O periquito africano do realejo era uma menina. E se chamava Catarina.

O homem, o realejo e Catarina. Foto: Mauro Calliari
O homem, o realejo e Catarina. Foto: Mauro Calliari
O homem, o realejo e Catarina. Foto: Mauro Calliari

O homem do realejo se aproxima da mesa do bar, num sábado de manhã numa calçada da Vila Madalena.

Ele está sempre por ali, tocando a musiquinha com sabor de outro tempo.De fato, o instrumento tem 120 anos. O criador original da geringonça, um italiano, passou a alguém que foi passando de geração em geração até chegar ao dono atual.

Quem será que ouviu essa mesma música que ouvimos agora, em 1896?

Pergunto quem escreve os pensamentos impressos nos papeizinhos e descubro que se trata de “um italiano”.

Animo-me a ler a sorte: ela terá sido escrita por escritores italianos!

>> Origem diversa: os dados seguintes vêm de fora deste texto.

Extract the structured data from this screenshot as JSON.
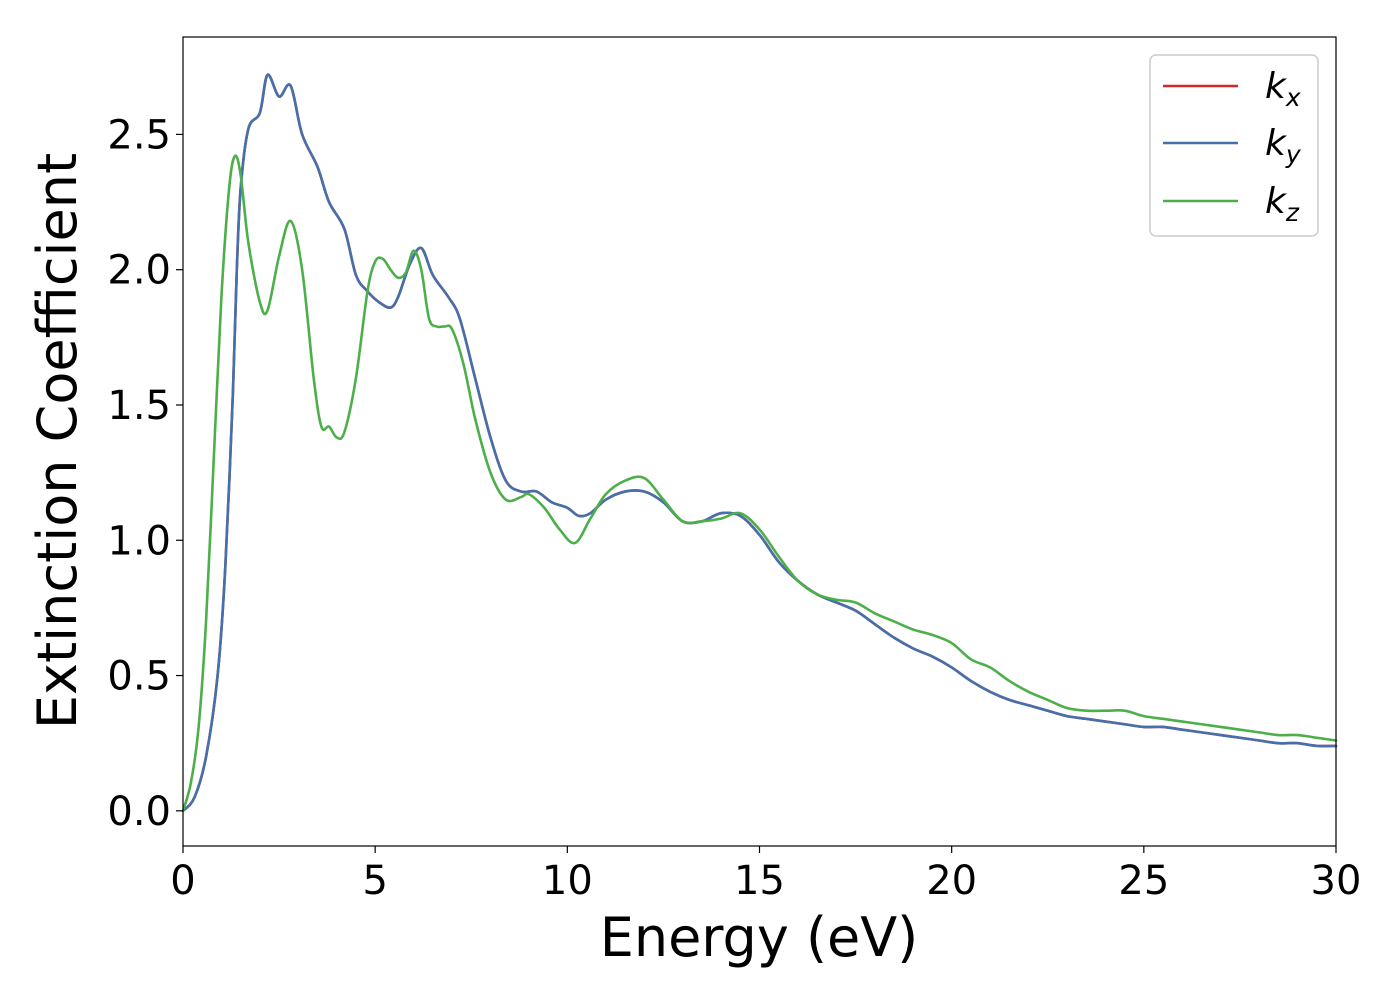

Que sabe, serei contemplado com uma frase cáustica do Decameron que me incite a dessacralizar as instituições constituídas. Ou talvez receba de Dante informações privilegiadas sobre um dos círculos do inferno. Talvez, se a sorte vier a meu favor, tenha à minha frente uma daquelas inspiradoras descrições do Italo Calvino sobre as cidades invisíveis, em que o sagaz Marco Polo descreve as cidades do reino mongol ao poderoso Kublai Kahn que me farão entender nossa cidade e todas as outras.

Preparo-me para ganhar um ingresso para uma vida nova, um insight definitivo.

Catarina pega gentilmente o papelzinho, com o bico.

Recebo o “Pensamento número 15”.

“Em pouco tempo o teu destino porte-á numa situação muito elevada.”

Porte-á? Bem, a tradução inacabada de um dialeto italiano do século XIII talvez possa jogar luz sobre meu destino. Uma situação elevada, nada mau …

“Por seus serviços honrados terá V.Sa. riquesas,  porém, com muitos pesares.”

Ser tratado de V.Sa. já merece minha atenção. Não me lembro de alguém ter se dirigido a mim com tal deferência. Relevo o erro de ortografia das minhas “riquesas”. Elas serão metafóricas, decido. Tenho certeza de que não é de dinheiro que se trata, é de algo mais elevado: o saber, a serenidade.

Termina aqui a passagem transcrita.